I am currently studying remuneration and rewards for corporate expatriates. My PhD is of an industrial type, which means that I work in a multinational company, with daily access to data and on a research topic that will have managerial implications for the company.
Within an organization, corporate expatriates constitute a specific group. They are sent abroad mainly when it is not possible to find locally all the specific skills required for the task. This is a significant investment for the company, i.e. according to certain criteria, the average costs of a corporate expatriate can double compared to an ordinary employee.

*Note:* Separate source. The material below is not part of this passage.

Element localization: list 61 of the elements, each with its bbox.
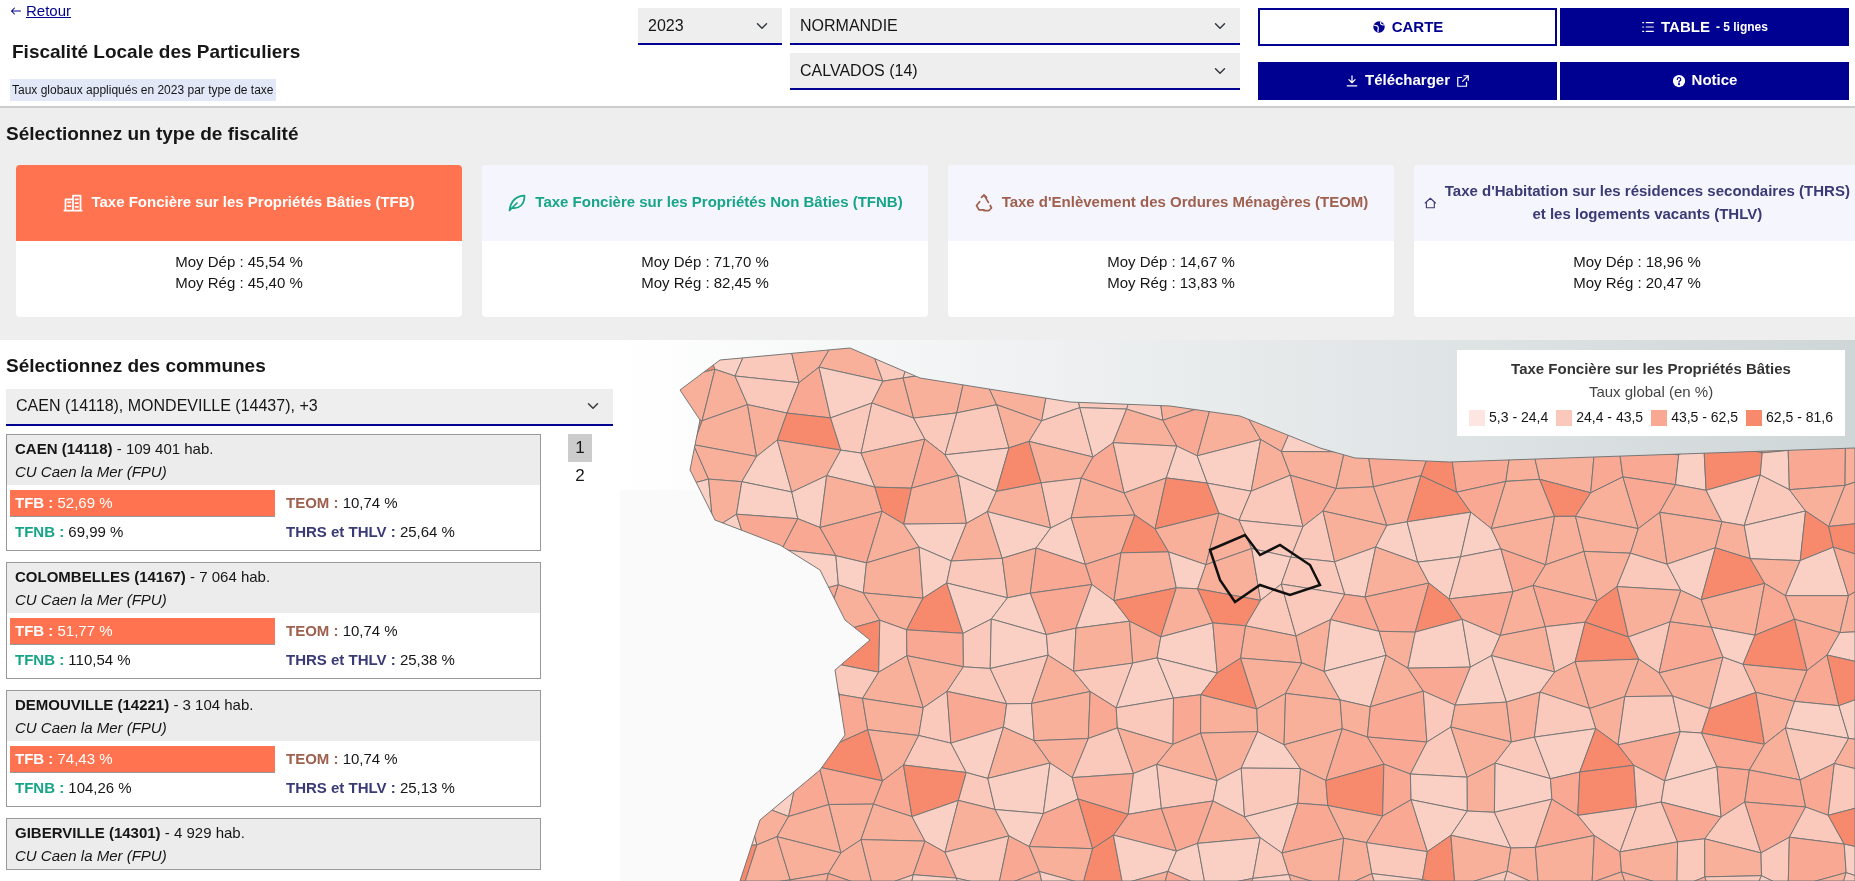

An assignment abroad normally lasts between six months and five years and is defined by policy.
These policies focus my attention. The objective of my thesis is to analyse what are the different procedures for managing expatriate compensation in European countries. My work also focuses on ways to harmonise these practices in order to improve mobility. Another objective is to determine what the current obstacles to this movement are, in the hope of being able to propose creative solutions to overcome them.
– What are your motivations to choose this subject?
My motivation for this topic comes from the fact that I am an expatriate myself. I have had to face the challenges of expatriation and I can identify with people in the same situation.
– What results has your research yielded so far?
So far, my research has shown that expatriate compensation should not only focus on the financial aspect, but also on non-monetary rewards. An assignment has a huge impact on the expatriate’s family and companies should also pay attention to this. Failure to adjust can often mean the failure of a mission.
Benoît PIVIN, Head of the Global Mobility Department – Airbus Group
“The aeronautical sector is facing, for the first time in its recent history, a massive disruption affecting direct mobility of any kind. In Airbus, mobility is by essence our business and the GLOMO project, in this changing time, will support our transformation by bringing us new angles of reflexion, expertise, a high-level vision inspired and supported by the Glomo community. Definitely a plus in these challenging times”.